Before this you should have done an accelerometer scale and zero calibration.
This approach will produce results in approximately body coordinates.
For accelerations we have U V W axis , so if you are facing north then U = motion to the north(X accelerometer), V = motion to the east(Y accelerometer), W=up and down (Zaccelerometer), I'll be lazy and just call these X Y Z .
For rotations we have palm rotate up/down = pitch P, wrist rotate CW/CCW = Roll R  ,  Turning on the spot = Yaw axis Y .  (In world coordinates you can define Az El coordinates, by eg pointing at something with your finger, the compass direction you are pointing at is azimuth, the angle from finger to floor = elevation)
Note you have to be careful about which directions are positive,  or the matrix algebra will get messed up, I think North East Down is one example of a correct sign system??

So once you have recorded a run
(1) Scale the accelerometers with the known gains and offsets. This will give the three acceleration  A_x , A_y ,  A_z
(2) Determine the initial and final tilt angles and G magnitude, from the accelerometer tilts at start and finish
      So local gravity, G_o = sqrt(A_x² + A_y² + A_z²)
      Tilt about Roll axis, R_o = arcsine(A_y/G_o) , about pitch axis, P_o = arcsine(A_y/G_o)
      The starting (and finish?) Yaw orientations should be set to zero
(3) Determine the gyro rate offsets from the average of (start and finish),  (or a measurement with the glove resting on a table within the last hour may suffice) . Now integrate the gyros to get angle , using the tilts in (2) as starting points  if the integrated  angle doesn't finish close to the final tilts, then make a  small tweak to the offsets , something like correction = (calc_angle - final_tilt)/10sec.

(4) Calculate the apparent accelerations in Axt, Ayt  based on sine(tilt)  , and Azt based on cos(xtilt)*cos(ytilt)
(5) Calculate the centripetal accelerations based on Axc = Rz * Vy + Ry * Vz  , That's basically a cross product, centripetal_Acceleration_in_X_direction = ( angular_Rate_around_Z_axis times velocity_ in_ydirection) +  ( angular_Rate_around_y_axis times velocity_ in_zdirection).

(6) Subtract (4) and (5) from the raw accelerations to give corrected accelerations.  Getting the sign right is important.
(7) Integrate these to get corrected velocities, these should all start and stop at zero, if not add a small offset tweak to the accelerations.
( Integrate the velocities to get position ( these should all start and stop at zero, if not add a small offset tweak to the accelerations.)

Ideally you should use the velocities in (7) to refine the centripetal correction step in (5)

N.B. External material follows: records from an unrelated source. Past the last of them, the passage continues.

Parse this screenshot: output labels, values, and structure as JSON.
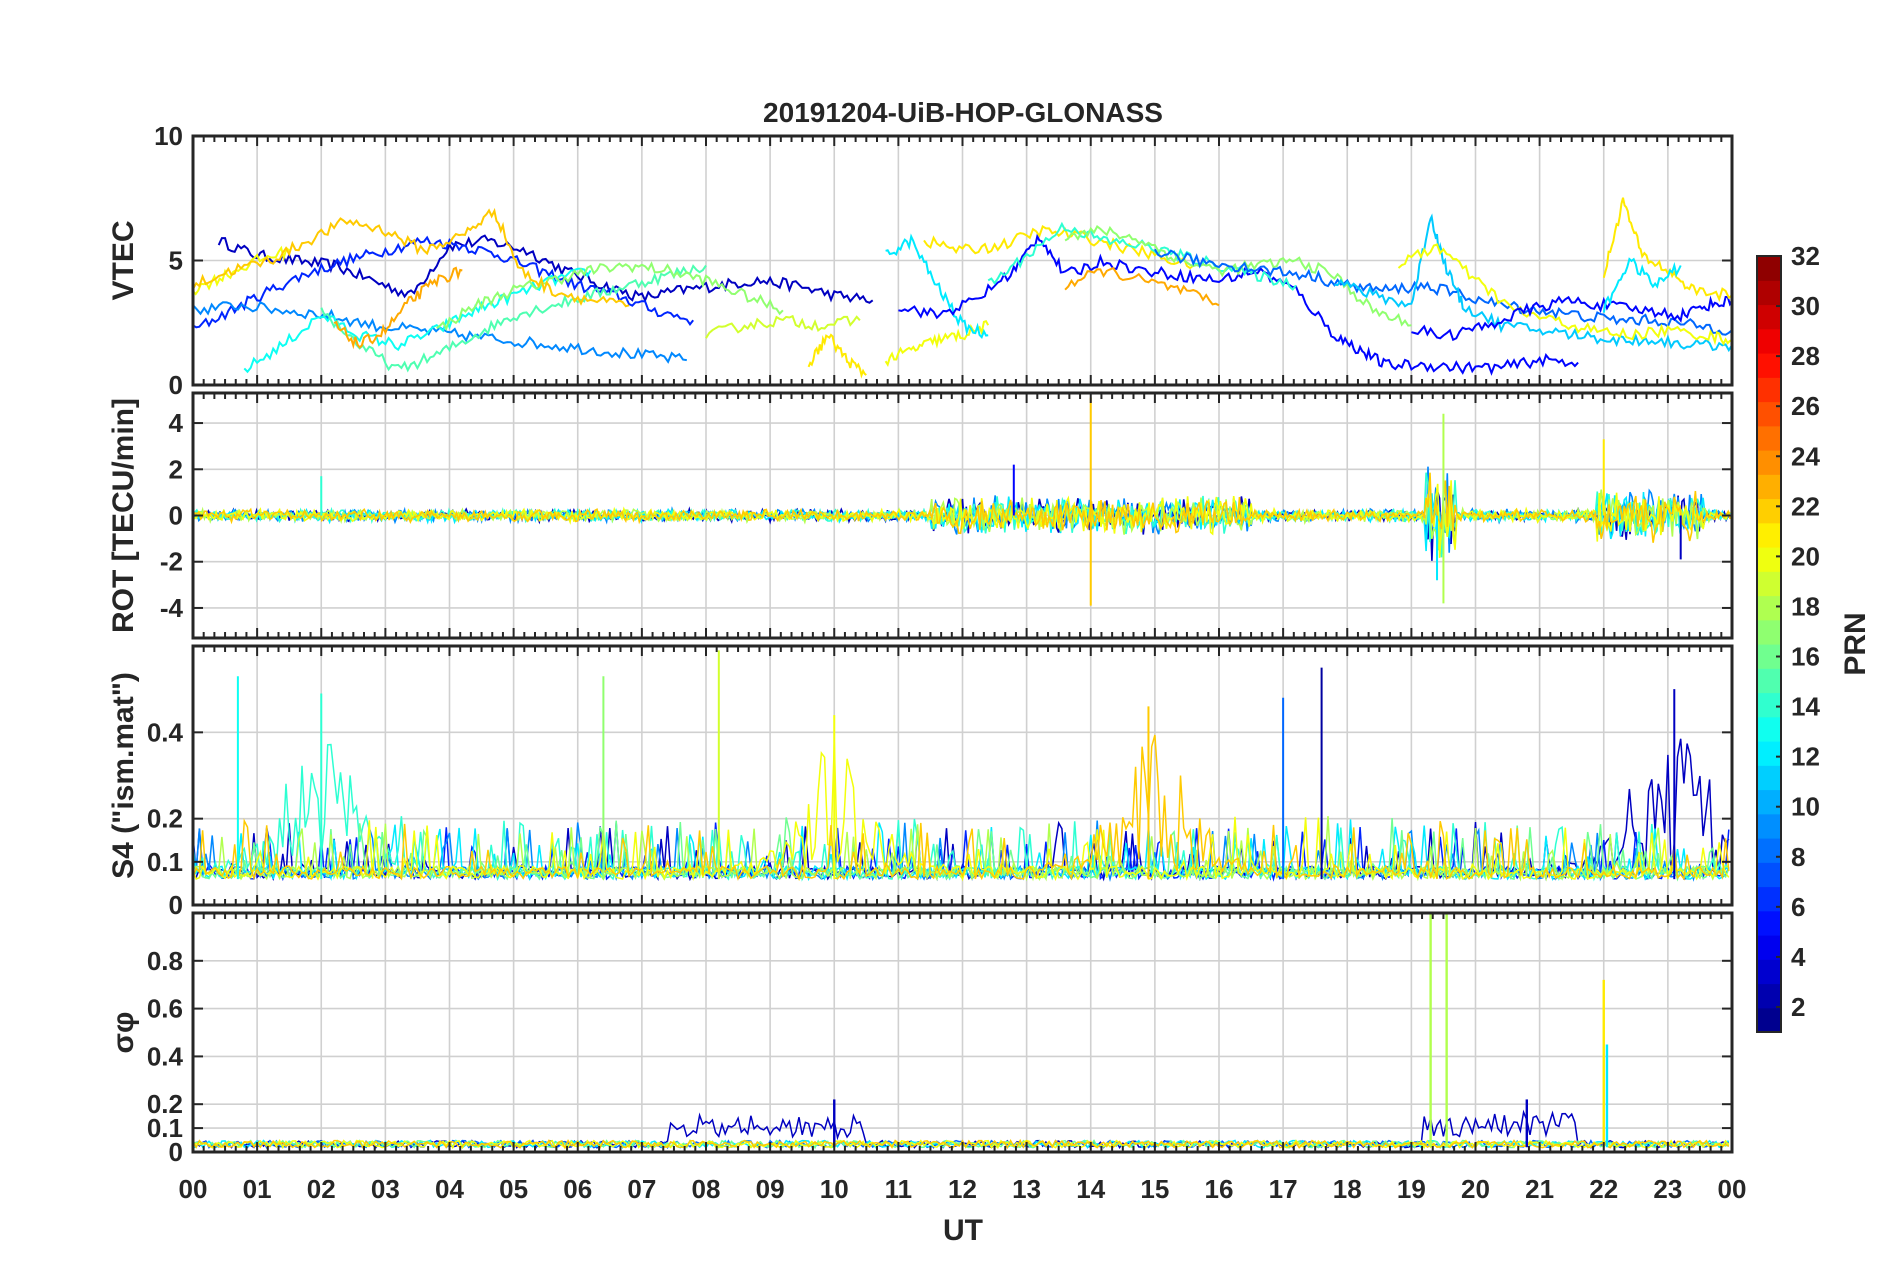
{
  "figure": {
    "title": "20191204-UiB-HOP-GLONASS"
  },
  "chart_data": {
    "type": "line",
    "title": "20191204-UiB-HOP-GLONASS",
    "xlabel": "UT",
    "x_tick_labels": [
      "00",
      "01",
      "02",
      "03",
      "04",
      "05",
      "06",
      "07",
      "08",
      "09",
      "10",
      "11",
      "12",
      "13",
      "14",
      "15",
      "16",
      "17",
      "18",
      "19",
      "20",
      "21",
      "22",
      "23",
      "00"
    ],
    "xlim": [
      0,
      24
    ],
    "grid": true,
    "colorbar": {
      "label": "PRN",
      "range": [
        1,
        32
      ],
      "ticks": [
        2,
        4,
        6,
        8,
        10,
        12,
        14,
        16,
        18,
        20,
        22,
        24,
        26,
        28,
        30,
        32
      ],
      "colormap": "jet",
      "levels": 32
    },
    "panels": [
      {
        "ylabel": "VTEC",
        "ylim": [
          0,
          10
        ],
        "yticks": [
          0,
          5,
          10
        ],
        "series": [
          {
            "prn": 3,
            "x": [
              0.4,
              1.0,
              1.6,
              2.2,
              2.8,
              3.4,
              4.0,
              4.6,
              5.2,
              5.8,
              6.4,
              7.0,
              7.6,
              8.2,
              8.8,
              9.4,
              10.0,
              10.6
            ],
            "y": [
              5.8,
              5.2,
              5.0,
              4.8,
              4.2,
              3.6,
              5.6,
              5.8,
              5.4,
              4.6,
              4.0,
              3.5,
              3.8,
              4.0,
              4.2,
              4.0,
              3.6,
              3.4
            ]
          },
          {
            "prn": 6,
            "x": [
              0.0,
              0.6,
              1.2,
              1.8,
              2.4,
              3.0,
              3.6,
              4.2,
              4.8,
              5.4,
              6.0,
              6.6,
              7.2,
              7.8
            ],
            "y": [
              2.2,
              3.0,
              3.8,
              4.5,
              5.0,
              5.4,
              5.8,
              5.6,
              5.2,
              4.6,
              4.0,
              3.6,
              3.0,
              2.6
            ]
          },
          {
            "prn": 9,
            "x": [
              0.0,
              0.7,
              1.4,
              2.1,
              2.8,
              3.5,
              4.2,
              4.9,
              5.6,
              6.3,
              7.0,
              7.7
            ],
            "y": [
              3.0,
              3.2,
              3.0,
              2.8,
              2.4,
              2.2,
              2.0,
              1.8,
              1.6,
              1.4,
              1.2,
              1.0
            ]
          },
          {
            "prn": 13,
            "x": [
              0.8,
              1.4,
              2.0,
              2.6,
              3.2,
              3.8,
              4.4,
              5.0,
              5.6,
              6.2
            ],
            "y": [
              0.6,
              1.6,
              2.8,
              2.0,
              1.6,
              2.2,
              3.0,
              3.6,
              4.2,
              4.6
            ]
          },
          {
            "prn": 15,
            "x": [
              2.0,
              2.6,
              3.2,
              3.8,
              4.4,
              5.0,
              5.6,
              6.2,
              6.8,
              7.4,
              8.0
            ],
            "y": [
              3.0,
              1.6,
              0.6,
              1.2,
              2.0,
              2.8,
              3.2,
              3.6,
              4.0,
              4.4,
              4.8
            ]
          },
          {
            "prn": 17,
            "x": [
              3.8,
              4.4,
              5.0,
              5.6,
              6.2,
              6.8,
              7.4,
              8.0,
              8.6,
              9.2
            ],
            "y": [
              2.2,
              3.2,
              3.8,
              4.2,
              4.6,
              4.8,
              4.6,
              4.2,
              3.6,
              3.0
            ]
          },
          {
            "prn": 20,
            "x": [
              0.0,
              0.5,
              1.0,
              1.5
            ],
            "y": [
              3.8,
              4.4,
              5.0,
              5.4
            ]
          },
          {
            "prn": 22,
            "x": [
              0.0,
              0.6,
              1.2,
              1.8,
              2.4,
              3.0,
              3.6,
              4.2,
              4.7,
              5.1,
              5.6,
              6.2,
              6.8
            ],
            "y": [
              4.0,
              4.6,
              5.0,
              5.8,
              6.6,
              6.2,
              5.4,
              6.0,
              7.0,
              4.6,
              3.8,
              3.4,
              3.2
            ]
          },
          {
            "prn": 23,
            "x": [
              2.2,
              2.6,
              3.0,
              3.4,
              3.8,
              4.2
            ],
            "y": [
              2.4,
              1.6,
              2.2,
              3.4,
              4.2,
              4.6
            ]
          },
          {
            "prn": 19,
            "x": [
              8.0,
              8.6,
              9.2,
              9.8,
              10.4
            ],
            "y": [
              2.0,
              2.4,
              2.6,
              2.4,
              2.6
            ]
          },
          {
            "prn": 21,
            "x": [
              9.6,
              9.9,
              10.2,
              10.5
            ],
            "y": [
              0.8,
              2.0,
              1.0,
              0.4
            ]
          },
          {
            "prn": 20,
            "x": [
              10.8,
              11.2,
              11.6,
              12.0,
              12.4
            ],
            "y": [
              1.0,
              1.4,
              1.8,
              2.0,
              2.4
            ]
          },
          {
            "prn": 12,
            "x": [
              10.8,
              11.2,
              11.6,
              12.0,
              12.4
            ],
            "y": [
              5.2,
              5.8,
              4.0,
              2.4,
              2.0
            ]
          },
          {
            "prn": 5,
            "x": [
              11.0,
              11.6,
              12.2,
              12.8,
              13.2,
              13.6,
              14.2,
              14.8,
              15.4,
              16.0,
              16.6,
              17.2,
              17.8,
              18.2,
              18.6,
              19.2,
              19.8,
              20.4,
              21.0,
              21.6
            ],
            "y": [
              3.2,
              2.8,
              3.4,
              4.6,
              6.0,
              4.4,
              5.0,
              4.6,
              4.4,
              4.2,
              4.6,
              3.8,
              2.0,
              1.4,
              0.8,
              0.8,
              0.7,
              0.7,
              1.0,
              0.9
            ]
          },
          {
            "prn": 21,
            "x": [
              11.4,
              12.0,
              12.6,
              13.2,
              13.8,
              14.4,
              15.0,
              15.6
            ],
            "y": [
              5.8,
              5.4,
              5.6,
              6.2,
              6.0,
              5.6,
              5.2,
              4.8
            ]
          },
          {
            "prn": 14,
            "x": [
              12.4,
              13.0,
              13.6,
              14.2,
              14.8,
              15.4,
              16.0,
              16.6,
              17.2
            ],
            "y": [
              4.0,
              5.2,
              6.4,
              5.8,
              5.6,
              5.2,
              4.8,
              4.4,
              4.0
            ]
          },
          {
            "prn": 17,
            "x": [
              13.6,
              14.2,
              14.8,
              15.4,
              16.0,
              16.6,
              17.2,
              17.8,
              18.4,
              19.0
            ],
            "y": [
              6.0,
              6.2,
              5.8,
              5.0,
              4.6,
              4.8,
              5.0,
              4.4,
              3.0,
              2.4
            ]
          },
          {
            "prn": 23,
            "x": [
              13.6,
              14.2,
              14.8,
              15.4,
              16.0
            ],
            "y": [
              4.0,
              4.6,
              4.2,
              3.8,
              3.2
            ]
          },
          {
            "prn": 8,
            "x": [
              15.0,
              15.6,
              16.2,
              16.8,
              17.4,
              18.0,
              18.6,
              19.2,
              19.8,
              20.4,
              21.0,
              21.6,
              22.2,
              22.8,
              23.4,
              24.0
            ],
            "y": [
              5.4,
              5.0,
              4.8,
              4.6,
              4.4,
              4.0,
              3.8,
              4.0,
              3.6,
              3.2,
              3.0,
              2.8,
              2.6,
              2.6,
              2.4,
              2.2
            ]
          },
          {
            "prn": 11,
            "x": [
              17.8,
              18.4,
              19.0,
              19.3,
              19.5,
              19.8,
              20.4,
              21.0,
              21.6,
              22.2,
              22.8,
              23.4,
              24.0
            ],
            "y": [
              4.2,
              3.6,
              3.2,
              6.8,
              5.0,
              3.2,
              2.4,
              2.2,
              2.0,
              1.8,
              1.8,
              1.6,
              1.6
            ]
          },
          {
            "prn": 20,
            "x": [
              18.8,
              19.4,
              20.0,
              20.6,
              21.2,
              21.8,
              22.4,
              23.0,
              23.6,
              24.0
            ],
            "y": [
              4.8,
              5.6,
              4.2,
              3.0,
              2.6,
              2.2,
              2.0,
              2.2,
              2.0,
              1.8
            ]
          },
          {
            "prn": 5,
            "x": [
              19.0,
              19.6,
              20.2,
              20.8,
              21.4,
              22.0,
              22.6,
              23.2,
              23.6,
              24.0
            ],
            "y": [
              2.2,
              2.0,
              2.4,
              3.0,
              3.4,
              3.2,
              3.0,
              2.8,
              3.2,
              3.4
            ]
          },
          {
            "prn": 21,
            "x": [
              22.0,
              22.3,
              22.6,
              23.0,
              23.4,
              24.0
            ],
            "y": [
              4.4,
              7.4,
              5.2,
              4.6,
              3.8,
              3.6
            ]
          },
          {
            "prn": 12,
            "x": [
              22.0,
              22.4,
              22.8,
              23.2
            ],
            "y": [
              3.0,
              5.0,
              4.0,
              4.8
            ]
          }
        ]
      },
      {
        "ylabel": "ROT [TECU/min]",
        "ylim": [
          -5.3,
          5.3
        ],
        "yticks": [
          -4,
          -2,
          0,
          2,
          4
        ],
        "noise_bands": [
          {
            "x_range": [
              0,
              24
            ],
            "amplitude": 0.2
          },
          {
            "x_range": [
              11.5,
              16.5
            ],
            "amplitude": 0.6
          },
          {
            "x_range": [
              19.2,
              19.7
            ],
            "amplitude": 1.5
          },
          {
            "x_range": [
              21.9,
              23.6
            ],
            "amplitude": 0.8
          }
        ],
        "spikes": [
          {
            "prn": 22,
            "x": 14.0,
            "y": 5.1
          },
          {
            "prn": 22,
            "x": 14.0,
            "y": -3.9
          },
          {
            "prn": 18,
            "x": 19.5,
            "y": 4.4
          },
          {
            "prn": 18,
            "x": 19.5,
            "y": -3.8
          },
          {
            "prn": 12,
            "x": 19.4,
            "y": -2.8
          },
          {
            "prn": 21,
            "x": 22.0,
            "y": 3.3
          },
          {
            "prn": 3,
            "x": 23.2,
            "y": -1.9
          },
          {
            "prn": 5,
            "x": 12.8,
            "y": 2.2
          },
          {
            "prn": 14,
            "x": 2.0,
            "y": 1.7
          }
        ]
      },
      {
        "ylabel": "S4 (\"ism.mat\")",
        "ylim": [
          0,
          0.6
        ],
        "yticks": [
          0,
          0.1,
          0.2,
          0.4
        ],
        "baseline": 0.06,
        "activity_peaks": [
          {
            "prn": 13,
            "x": 0.7,
            "y": 0.53
          },
          {
            "prn": 14,
            "x": 2.0,
            "y": 0.49
          },
          {
            "prn": 17,
            "x": 6.4,
            "y": 0.53
          },
          {
            "prn": 19,
            "x": 8.2,
            "y": 0.59
          },
          {
            "prn": 20,
            "x": 10.0,
            "y": 0.44
          },
          {
            "prn": 22,
            "x": 14.9,
            "y": 0.46
          },
          {
            "prn": 8,
            "x": 17.0,
            "y": 0.48
          },
          {
            "prn": 2,
            "x": 17.6,
            "y": 0.55
          },
          {
            "prn": 3,
            "x": 23.1,
            "y": 0.5
          }
        ]
      },
      {
        "ylabel": "σφ",
        "ylim": [
          0,
          1.0
        ],
        "yticks": [
          0,
          0.1,
          0.2,
          0.4,
          0.6,
          0.8
        ],
        "baseline": 0.03,
        "spikes": [
          {
            "prn": 18,
            "x": 19.3,
            "y": 1.0
          },
          {
            "prn": 18,
            "x": 19.55,
            "y": 1.0
          },
          {
            "prn": 21,
            "x": 22.0,
            "y": 0.72
          },
          {
            "prn": 12,
            "x": 22.05,
            "y": 0.45
          },
          {
            "prn": 3,
            "x": 10.0,
            "y": 0.22
          },
          {
            "prn": 3,
            "x": 20.8,
            "y": 0.22
          }
        ],
        "elevated_band": [
          {
            "prn": 3,
            "x_range": [
              7.4,
              10.5
            ],
            "level": 0.12
          },
          {
            "prn": 3,
            "x_range": [
              19.2,
              21.6
            ],
            "level": 0.13
          }
        ]
      }
    ]
  }
}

At this point you should have sufficiently accurate data for your measurements of acceleration and orientation

This method does not handle orientations correctly from a maths perspective, but if you keep all angles within +/-60 degrees of your reference position you should be close enough.  You can see the errors by doing a test run where you tilt the glove 45 degrees up, and pirouette 360 degrees (your data will only show about 270 degrees of rotation. You will also get similar error if the fist makes a stirring motion.